Lorsque Gerhardt me découvrit chez sa mère en Angleterre, j'en savais déjà plus sur lui qu'en deux années d'amour partagé. Il y avait d'abord eu ces portraits d'enfants que j'avais vus au chevet du lit de Frau Schmidt. Elle m'avait envoyé chercher un livre oublié dans sa chambre. A mon admiration, elle avait répondu que c'était ses petits-enfants... Je ne savais pas que Gerhardt avait un frère ou une soeur... Plus tard elle me montra un vieil album de famille où Gerhardt trônait en fils... unique ! Curieusement, je ne posais pas plus de questions, ni à Gerhardt qui venait nous voir tous les quinze jours, ni à sa mère. Nous filions alors visiter la région et plus rien ne comptait que sa présence et son amour. Puis vint la visite au photographe où j'allais chercher des portraits qui devaient être retirés et encadrés. Frau Schmidt m'accompagnait. Le photographe s'extasiait sur la beauté d'une jeune femme qui apparaissait sur plusieurs clichés. Inexplicablement, je me sentis tout d'un coup au bord de l'évanouissement. Je fixais les photographies et je sentais une main me tordre le coeur. Tout devint silencieux dans la boutique. Je n'entendais plus la conversation, ne percevant que le sourire narquois de la femme et cela revint brusquement comme si on avait crié à mon oreille : "Madame Gerhardt"...

Je n'en parlais pas plus, ne demandais rien à Frau Schmidt, n'exigeais aucune explication de Gerhardt. Je fus encore plus tendre avec mon amant, cueillant ses baisers et ses promesses comme miel.

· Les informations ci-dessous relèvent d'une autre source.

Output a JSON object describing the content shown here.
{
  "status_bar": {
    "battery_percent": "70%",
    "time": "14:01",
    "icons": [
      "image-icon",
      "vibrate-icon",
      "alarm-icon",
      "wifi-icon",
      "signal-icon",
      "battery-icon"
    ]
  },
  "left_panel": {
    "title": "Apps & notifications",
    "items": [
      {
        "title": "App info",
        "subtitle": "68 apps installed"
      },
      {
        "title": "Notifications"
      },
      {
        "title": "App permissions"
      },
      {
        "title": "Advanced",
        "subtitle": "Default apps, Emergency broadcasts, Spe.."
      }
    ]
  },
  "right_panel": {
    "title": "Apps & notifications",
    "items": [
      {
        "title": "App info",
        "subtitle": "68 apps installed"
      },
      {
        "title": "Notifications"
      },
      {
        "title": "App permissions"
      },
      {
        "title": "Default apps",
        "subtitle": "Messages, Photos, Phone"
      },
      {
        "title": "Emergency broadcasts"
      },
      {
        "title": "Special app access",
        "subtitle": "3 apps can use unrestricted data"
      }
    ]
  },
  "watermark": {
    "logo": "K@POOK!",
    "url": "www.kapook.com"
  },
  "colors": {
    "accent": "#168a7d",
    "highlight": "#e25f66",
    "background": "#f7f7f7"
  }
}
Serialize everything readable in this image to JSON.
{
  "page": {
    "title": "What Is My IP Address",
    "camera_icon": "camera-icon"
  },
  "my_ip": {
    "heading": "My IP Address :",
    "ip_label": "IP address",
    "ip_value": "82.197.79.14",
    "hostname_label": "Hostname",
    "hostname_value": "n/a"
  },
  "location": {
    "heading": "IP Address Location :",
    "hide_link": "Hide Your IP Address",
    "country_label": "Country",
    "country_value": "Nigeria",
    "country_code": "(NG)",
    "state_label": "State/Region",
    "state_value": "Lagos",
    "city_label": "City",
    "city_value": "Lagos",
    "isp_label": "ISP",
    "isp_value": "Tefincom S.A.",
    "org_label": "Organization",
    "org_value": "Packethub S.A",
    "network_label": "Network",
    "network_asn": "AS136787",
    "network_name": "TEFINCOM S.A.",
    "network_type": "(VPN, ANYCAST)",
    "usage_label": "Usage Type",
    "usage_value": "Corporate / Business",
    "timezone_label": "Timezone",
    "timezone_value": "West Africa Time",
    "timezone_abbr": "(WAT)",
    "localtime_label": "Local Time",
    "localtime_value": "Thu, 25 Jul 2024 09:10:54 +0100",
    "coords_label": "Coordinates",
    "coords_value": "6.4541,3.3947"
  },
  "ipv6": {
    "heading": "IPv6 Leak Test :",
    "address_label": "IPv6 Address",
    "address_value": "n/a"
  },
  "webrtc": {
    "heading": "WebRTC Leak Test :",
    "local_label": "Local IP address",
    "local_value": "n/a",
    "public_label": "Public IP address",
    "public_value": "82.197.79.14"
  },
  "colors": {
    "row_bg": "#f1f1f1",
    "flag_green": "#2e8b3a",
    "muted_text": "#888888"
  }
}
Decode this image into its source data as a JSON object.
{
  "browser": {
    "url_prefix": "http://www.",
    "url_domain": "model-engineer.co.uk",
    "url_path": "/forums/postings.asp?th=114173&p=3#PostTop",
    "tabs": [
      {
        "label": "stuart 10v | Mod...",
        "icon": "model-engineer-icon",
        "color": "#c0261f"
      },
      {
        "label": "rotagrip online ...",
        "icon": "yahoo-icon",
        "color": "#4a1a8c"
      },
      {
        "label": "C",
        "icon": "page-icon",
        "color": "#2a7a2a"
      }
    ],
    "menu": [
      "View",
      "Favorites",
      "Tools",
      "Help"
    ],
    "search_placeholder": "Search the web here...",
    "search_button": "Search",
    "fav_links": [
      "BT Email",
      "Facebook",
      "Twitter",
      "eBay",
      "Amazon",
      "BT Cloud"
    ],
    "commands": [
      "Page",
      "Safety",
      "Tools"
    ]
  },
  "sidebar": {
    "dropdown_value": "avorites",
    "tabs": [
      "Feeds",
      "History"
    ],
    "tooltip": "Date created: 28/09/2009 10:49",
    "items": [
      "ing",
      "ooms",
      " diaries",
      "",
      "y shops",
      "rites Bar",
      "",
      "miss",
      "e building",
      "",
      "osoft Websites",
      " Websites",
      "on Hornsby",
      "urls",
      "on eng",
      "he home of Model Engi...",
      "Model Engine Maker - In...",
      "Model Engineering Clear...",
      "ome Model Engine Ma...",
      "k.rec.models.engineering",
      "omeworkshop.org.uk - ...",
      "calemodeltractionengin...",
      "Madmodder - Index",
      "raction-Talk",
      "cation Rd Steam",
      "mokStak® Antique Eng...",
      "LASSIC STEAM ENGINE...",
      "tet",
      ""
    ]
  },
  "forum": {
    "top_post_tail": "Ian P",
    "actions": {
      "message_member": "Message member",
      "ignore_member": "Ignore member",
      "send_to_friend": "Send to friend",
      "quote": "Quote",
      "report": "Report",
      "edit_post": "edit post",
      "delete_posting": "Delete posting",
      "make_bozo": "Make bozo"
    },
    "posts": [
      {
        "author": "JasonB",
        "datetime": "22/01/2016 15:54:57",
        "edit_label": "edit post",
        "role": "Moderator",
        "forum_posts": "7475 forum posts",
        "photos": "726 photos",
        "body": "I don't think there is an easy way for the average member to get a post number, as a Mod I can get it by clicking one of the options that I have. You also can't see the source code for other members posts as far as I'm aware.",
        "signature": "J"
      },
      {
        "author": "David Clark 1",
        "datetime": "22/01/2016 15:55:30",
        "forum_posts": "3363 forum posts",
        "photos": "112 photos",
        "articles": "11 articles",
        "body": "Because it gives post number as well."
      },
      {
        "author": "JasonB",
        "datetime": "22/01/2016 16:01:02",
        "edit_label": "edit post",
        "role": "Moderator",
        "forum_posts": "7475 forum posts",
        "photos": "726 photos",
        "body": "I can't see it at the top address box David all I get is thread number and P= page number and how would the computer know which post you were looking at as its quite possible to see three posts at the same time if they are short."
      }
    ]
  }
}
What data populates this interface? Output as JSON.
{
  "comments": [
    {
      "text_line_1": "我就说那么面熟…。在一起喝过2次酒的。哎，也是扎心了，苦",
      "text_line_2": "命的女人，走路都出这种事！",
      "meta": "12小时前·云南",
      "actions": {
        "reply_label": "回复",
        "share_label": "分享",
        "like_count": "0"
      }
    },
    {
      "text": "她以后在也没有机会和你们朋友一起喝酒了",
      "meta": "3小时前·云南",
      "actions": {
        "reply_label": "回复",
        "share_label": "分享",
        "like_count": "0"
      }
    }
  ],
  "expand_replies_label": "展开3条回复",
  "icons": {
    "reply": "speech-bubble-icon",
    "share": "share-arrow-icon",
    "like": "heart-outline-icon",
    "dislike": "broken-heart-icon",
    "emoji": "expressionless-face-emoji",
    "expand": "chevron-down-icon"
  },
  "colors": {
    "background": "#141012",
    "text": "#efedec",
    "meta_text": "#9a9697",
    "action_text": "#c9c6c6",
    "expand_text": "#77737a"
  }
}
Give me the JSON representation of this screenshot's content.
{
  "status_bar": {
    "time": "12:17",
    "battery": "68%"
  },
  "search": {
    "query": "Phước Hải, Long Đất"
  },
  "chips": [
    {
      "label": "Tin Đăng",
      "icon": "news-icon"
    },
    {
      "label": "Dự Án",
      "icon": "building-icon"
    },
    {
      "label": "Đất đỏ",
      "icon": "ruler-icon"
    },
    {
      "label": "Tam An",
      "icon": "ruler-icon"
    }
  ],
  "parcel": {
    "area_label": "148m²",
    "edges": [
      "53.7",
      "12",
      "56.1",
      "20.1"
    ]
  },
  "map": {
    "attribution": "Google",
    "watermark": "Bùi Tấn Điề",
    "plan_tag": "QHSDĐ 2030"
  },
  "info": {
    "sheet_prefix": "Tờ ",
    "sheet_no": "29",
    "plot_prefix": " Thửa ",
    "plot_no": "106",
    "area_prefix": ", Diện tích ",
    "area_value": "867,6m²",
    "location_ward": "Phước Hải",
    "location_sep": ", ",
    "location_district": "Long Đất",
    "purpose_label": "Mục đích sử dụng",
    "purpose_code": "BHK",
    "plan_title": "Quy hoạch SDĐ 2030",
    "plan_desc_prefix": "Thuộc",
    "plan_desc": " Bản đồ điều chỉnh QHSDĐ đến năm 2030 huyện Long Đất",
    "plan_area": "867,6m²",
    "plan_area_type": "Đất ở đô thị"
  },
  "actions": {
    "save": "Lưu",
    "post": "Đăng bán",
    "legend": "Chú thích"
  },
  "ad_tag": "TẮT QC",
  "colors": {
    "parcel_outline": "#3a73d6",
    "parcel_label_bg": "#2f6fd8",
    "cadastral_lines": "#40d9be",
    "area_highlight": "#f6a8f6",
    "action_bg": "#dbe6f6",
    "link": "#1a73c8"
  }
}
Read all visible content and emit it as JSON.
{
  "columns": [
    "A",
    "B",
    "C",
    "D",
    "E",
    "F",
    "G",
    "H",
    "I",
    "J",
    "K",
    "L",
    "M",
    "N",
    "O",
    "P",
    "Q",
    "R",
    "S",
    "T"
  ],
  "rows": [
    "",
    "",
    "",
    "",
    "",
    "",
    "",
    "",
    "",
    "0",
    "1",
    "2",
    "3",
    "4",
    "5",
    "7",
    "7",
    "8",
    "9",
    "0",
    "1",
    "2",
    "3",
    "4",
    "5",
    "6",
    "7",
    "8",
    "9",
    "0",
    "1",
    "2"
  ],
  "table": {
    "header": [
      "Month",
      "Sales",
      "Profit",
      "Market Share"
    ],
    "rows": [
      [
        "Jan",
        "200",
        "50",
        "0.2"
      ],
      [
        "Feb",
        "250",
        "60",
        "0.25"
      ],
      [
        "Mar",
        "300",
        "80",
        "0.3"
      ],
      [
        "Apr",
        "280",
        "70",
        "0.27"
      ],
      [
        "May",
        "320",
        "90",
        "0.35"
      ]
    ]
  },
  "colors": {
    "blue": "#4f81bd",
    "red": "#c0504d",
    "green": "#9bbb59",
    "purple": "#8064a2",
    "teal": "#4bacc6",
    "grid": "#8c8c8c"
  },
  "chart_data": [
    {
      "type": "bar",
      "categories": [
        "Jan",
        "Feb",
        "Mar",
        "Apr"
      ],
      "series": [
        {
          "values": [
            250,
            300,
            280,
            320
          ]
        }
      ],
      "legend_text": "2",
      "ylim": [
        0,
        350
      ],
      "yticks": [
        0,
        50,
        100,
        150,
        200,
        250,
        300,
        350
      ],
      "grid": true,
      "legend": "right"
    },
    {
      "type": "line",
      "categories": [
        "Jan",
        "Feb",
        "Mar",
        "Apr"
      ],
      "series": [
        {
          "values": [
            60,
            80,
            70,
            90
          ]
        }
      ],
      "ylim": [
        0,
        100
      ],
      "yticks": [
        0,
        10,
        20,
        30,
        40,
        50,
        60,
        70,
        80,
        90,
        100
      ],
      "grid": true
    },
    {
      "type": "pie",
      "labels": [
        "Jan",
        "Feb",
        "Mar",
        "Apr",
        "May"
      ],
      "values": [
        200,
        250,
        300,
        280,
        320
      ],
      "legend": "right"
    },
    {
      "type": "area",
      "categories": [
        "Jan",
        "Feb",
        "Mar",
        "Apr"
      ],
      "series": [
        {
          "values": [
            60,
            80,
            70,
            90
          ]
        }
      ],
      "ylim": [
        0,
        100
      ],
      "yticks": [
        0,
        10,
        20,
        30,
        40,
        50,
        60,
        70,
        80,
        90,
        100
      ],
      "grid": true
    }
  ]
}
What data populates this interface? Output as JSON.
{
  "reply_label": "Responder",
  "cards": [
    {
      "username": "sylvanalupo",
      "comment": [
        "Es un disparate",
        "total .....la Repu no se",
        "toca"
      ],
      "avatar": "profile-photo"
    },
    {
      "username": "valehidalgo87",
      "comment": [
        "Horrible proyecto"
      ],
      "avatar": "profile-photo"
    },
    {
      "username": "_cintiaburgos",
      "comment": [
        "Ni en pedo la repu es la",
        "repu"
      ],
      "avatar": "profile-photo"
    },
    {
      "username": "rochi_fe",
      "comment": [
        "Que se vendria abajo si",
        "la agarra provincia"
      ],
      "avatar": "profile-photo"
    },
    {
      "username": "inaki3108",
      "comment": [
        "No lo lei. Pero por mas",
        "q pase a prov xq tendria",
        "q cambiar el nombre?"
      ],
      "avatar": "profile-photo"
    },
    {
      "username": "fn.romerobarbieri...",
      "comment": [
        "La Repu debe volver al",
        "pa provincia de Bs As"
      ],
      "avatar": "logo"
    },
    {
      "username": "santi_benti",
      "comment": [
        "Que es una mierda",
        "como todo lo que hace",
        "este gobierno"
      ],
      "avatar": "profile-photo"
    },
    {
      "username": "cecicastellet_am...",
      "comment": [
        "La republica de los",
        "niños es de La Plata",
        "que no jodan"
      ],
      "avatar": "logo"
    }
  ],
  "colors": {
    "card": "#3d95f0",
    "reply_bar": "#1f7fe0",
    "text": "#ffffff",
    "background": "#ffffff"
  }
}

Enfin, un petit carnet de moleskine apparut, qui traîna quelques temps à côté du téléphone. Il semblait oublié là, juste après un appel pressé. Il contenait une liste de prénoms féminins, suivis de numéros de téléphone , je reconnus le mien mais il y avait deux autres Hertha avec des numéros différents et sur chaque ligne des signes et des nombres... Je sentis sur moi le regard de Frau Schmidt et rougis de ma curiosité. Je reposai bien vite le carnet.

- Sommes-nous arrivées au moment où je vous explique qui est mon fils ?... me dit Frau Schmidt. Parmi toutes ces jeunes femmes, vous êtes la seule à n'avoir rien voulu savoir et à vous être accrochée. Il ne le fallait pas. Il n'en vaut pas la peine...

C'était le bon moment. J'étais prête et même si mon coeur vola en éclats à l'intérieur, je hochai la tête et vint m'asseoir auprès de la vieille dame pour écouter et surtout, entendre... J'ai un caractère fier et comprenant que j'avais perdu mon honneur et mon temps, je me suis cuirassée devant l'humiliation. Je m'étais laissée tromper ; ce n'était pas de sa faute mais de la mienne. L'amour n'est qu'illusion et mensonge.

Pour ne pas rester les fins de semaine au cottage, je pris un travail de correctrice dans une maison d'éditions à Cheltenham. Ils avaient quelques auteurs devenus célèbres et qui par fidélité étaient restés chez leur premier éditeur. James Corbie étaient de ceux-ci. Un auteur attachant que je lisais en avant-première avec plaisir. Comme je lui envoyais parfois des notes, il prit l'habitude de m'écrire et tout au long de cette année nos échanges gagnèrent en confiance puis intimité.  Il a l'âge de mon père mais il est jeune d'esprit et si talentueux ! Ces derniers temps nous sommes devenus plus qu'amis. Ses lettres se sont faites tendres tout en restant très respectueuses et finalement il m'a offert de venir le rejoindre à Vancouver où il s'est établi. J'ai reçu le billet d'avion le matin du décès de Frau Schmidt.

Je suis tranquille : il sait tout de moi. Je ne l'aime pas mais je l'estime. C'est vers lui que je pars aujourd'hui.